A/B testing on Cekura lets you compare two (or more) runs of your agent against the same set of evaluators — so you can see whether a prompt change, model swap, or configuration tweak actually improves behavior before shipping it. The flow is simple:
  1. Run the same set of evaluators against Version A of your agent.
  2. Make your change (update the prompt, switch the model, adjust tools, etc.).
  3. Run the same evaluators against Version B.
  4. Select both runs on the Results page and compare metric-by-metric.
Always run both versions against the same evaluators with the same test profile. Otherwise you’re measuring noise from different test inputs rather than the change itself.

Prerequisites

Before running an A/B test, make sure you have:
  • An agent configured on Cekura — see the Testing Overview for the basic testing flow
  • A stable set of evaluators that pass reliably for your baseline — see the Suggested Testing Approach
  • A clear hypothesis about what you expect the change to improve (pass rate, latency, adherence to a specific metric, etc.)

Running an A/B Test

1

Run Version A (baseline)

Select your evaluators and run them against your current agent configuration. Wait for the run to complete and record the run name or ID.
2

Apply your change

Update the agent’s prompt, model, voice, tool configuration, or any other parameter you want to test. Change one variable at a time — otherwise you won’t know which change caused the difference.
3

Run Version B

Run the same evaluators against the updated agent. Use the same test profile, personalities, and frequency so the only difference between the two runs is your change.
4

Select both runs and compare

On the Results page, select the checkboxes next to both runs and click Compare. Cekura shows a side-by-side breakdown of every metric and evaluator across the two runs.Look for:
  • Overall pass rate — did B improve or regress?
  • Per-metric deltas — which specific metrics moved, and by how much?
  • Individual evaluator diffs — open any evaluator to see the transcripts side-by-side and read why one passed and the other failed.

Best Practices

Change One Variable at a Time

If you change the prompt and swap the model in the same run, you can’t attribute any improvement (or regression) to either change. Test changes in isolation.

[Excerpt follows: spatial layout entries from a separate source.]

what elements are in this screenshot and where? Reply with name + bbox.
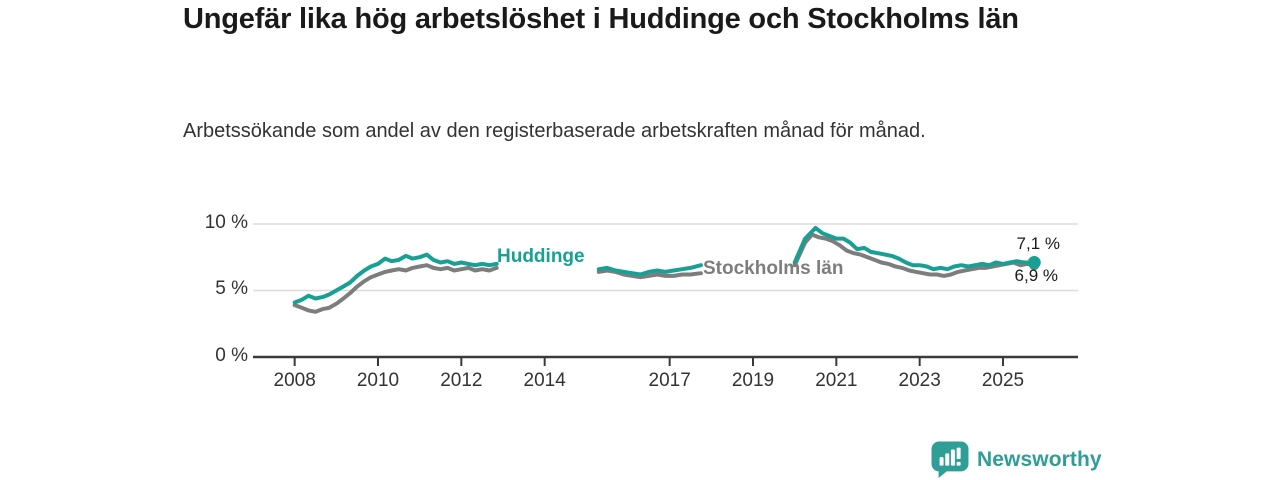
end-value-label-stockholms-lan: 6,9 %: [1014, 266, 1058, 285]
newsworthy-logo[interactable]: Newsworthy: [931, 441, 1102, 478]
series-line: [792, 226, 1037, 272]
newsworthy-logo-text: Newsworthy: [977, 447, 1102, 471]
newsworthy-logo-icon: [931, 441, 969, 478]
chart-title: Ungefär lika hög arbetslöshet i Huddinge…: [183, 3, 1019, 35]
series-line: [792, 232, 1037, 278]
series-line: [596, 263, 703, 277]
series-line: [292, 263, 499, 314]
end-value-label-huddinge: 7,1 %: [1016, 234, 1060, 253]
series-end-dot: [1027, 256, 1041, 270]
series-line: [292, 252, 499, 305]
series-label-stockholms-lan: Stockholms län: [703, 258, 844, 279]
chart-subtitle: Arbetssökande som andel av den registerb…: [183, 120, 926, 142]
series-label-huddinge: Huddinge: [497, 246, 585, 267]
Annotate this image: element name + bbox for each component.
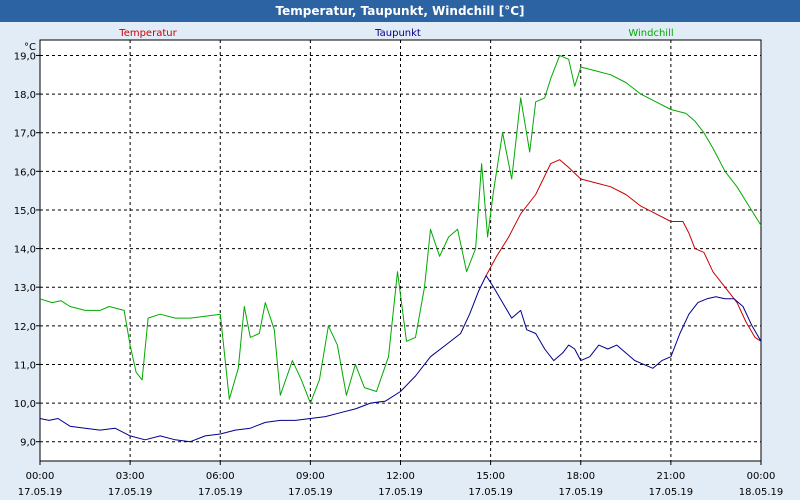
y-tick-label: 14,0 xyxy=(14,245,36,256)
y-tick-label: 19,0 xyxy=(14,51,36,62)
x-tick-date-label: 17.05.19 xyxy=(649,487,694,498)
legend-item-windchill: Windchill xyxy=(628,28,673,39)
x-tick-time-label: 03:00 xyxy=(116,471,145,482)
x-tick-time-label: 15:00 xyxy=(476,471,505,482)
tick-layer: 9,0 10,0 11,0 12,0 13,0 14,0 15,0 16,0 17,0 18,0 1… xyxy=(14,51,784,498)
x-tick-time-label: 09:00 xyxy=(296,471,325,482)
x-tick-date-label: 18.05.19 xyxy=(739,487,784,498)
chart-title: Temperatur, Taupunkt, Windchill [°C] xyxy=(0,0,800,22)
legend-item-temperatur: Temperatur xyxy=(118,28,177,39)
y-tick-label: 16,0 xyxy=(14,167,36,178)
x-tick-time-label: 00:00 xyxy=(26,471,55,482)
x-tick-date-label: 17.05.19 xyxy=(468,487,513,498)
y-tick-label: 17,0 xyxy=(14,129,36,140)
x-tick-time-label: 00:00 xyxy=(747,471,776,482)
x-tick-date-label: 17.05.19 xyxy=(558,487,603,498)
series-line-temperatur xyxy=(485,159,762,342)
x-tick-date-label: 17.05.19 xyxy=(108,487,153,498)
x-tick-time-label: 18:00 xyxy=(566,471,595,482)
series-layer xyxy=(39,54,762,443)
x-tick-date-label: 17.05.19 xyxy=(288,487,333,498)
y-tick-label: 13,0 xyxy=(14,283,36,294)
legend-item-taupunkt: Taupunkt xyxy=(374,28,421,39)
legend: Temperatur Taupunkt Windchill xyxy=(118,28,673,39)
grid-layer xyxy=(40,40,761,461)
line-chart: 9,0 10,0 11,0 12,0 13,0 14,0 15,0 16,0 17,0 18,0 1… xyxy=(14,28,784,498)
x-tick-date-label: 17.05.19 xyxy=(378,487,423,498)
y-tick-label: 10,0 xyxy=(14,399,36,410)
chart-frame: 9,0 10,0 11,0 12,0 13,0 14,0 15,0 16,0 17,0 18,0 1… xyxy=(0,22,800,500)
y-tick-label: 11,0 xyxy=(14,360,36,371)
y-tick-label: 15,0 xyxy=(14,206,36,217)
y-axis-unit: °C xyxy=(24,42,36,53)
y-tick-label: 12,0 xyxy=(14,322,36,333)
x-tick-date-label: 17.05.19 xyxy=(198,487,243,498)
x-tick-time-label: 12:00 xyxy=(386,471,415,482)
series-line-windchill xyxy=(39,54,762,404)
y-tick-label: 18,0 xyxy=(14,90,36,101)
x-tick-time-label: 06:00 xyxy=(206,471,235,482)
y-tick-label: 9,0 xyxy=(20,438,36,449)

Use Frequency > 1 to De-Noise

Voice agents are non-deterministic. A single run can pass or fail by chance. Set frequency to 3–5 so each evaluator runs multiple times — the aggregate result is far more reliable than any single call. See Load Testing for how frequency works.

Keep the Test Set Fixed

Don’t add or remove evaluators between A and B. If you want to expand coverage, do that first, re-establish the baseline, and then run the A/B test.

Compare More Than Pass Rate

Two runs can have the same pass rate while differing dramatically on latency, talk ratio, or a specific workflow metric. The compare view surfaces all of these — don’t stop at the headline number.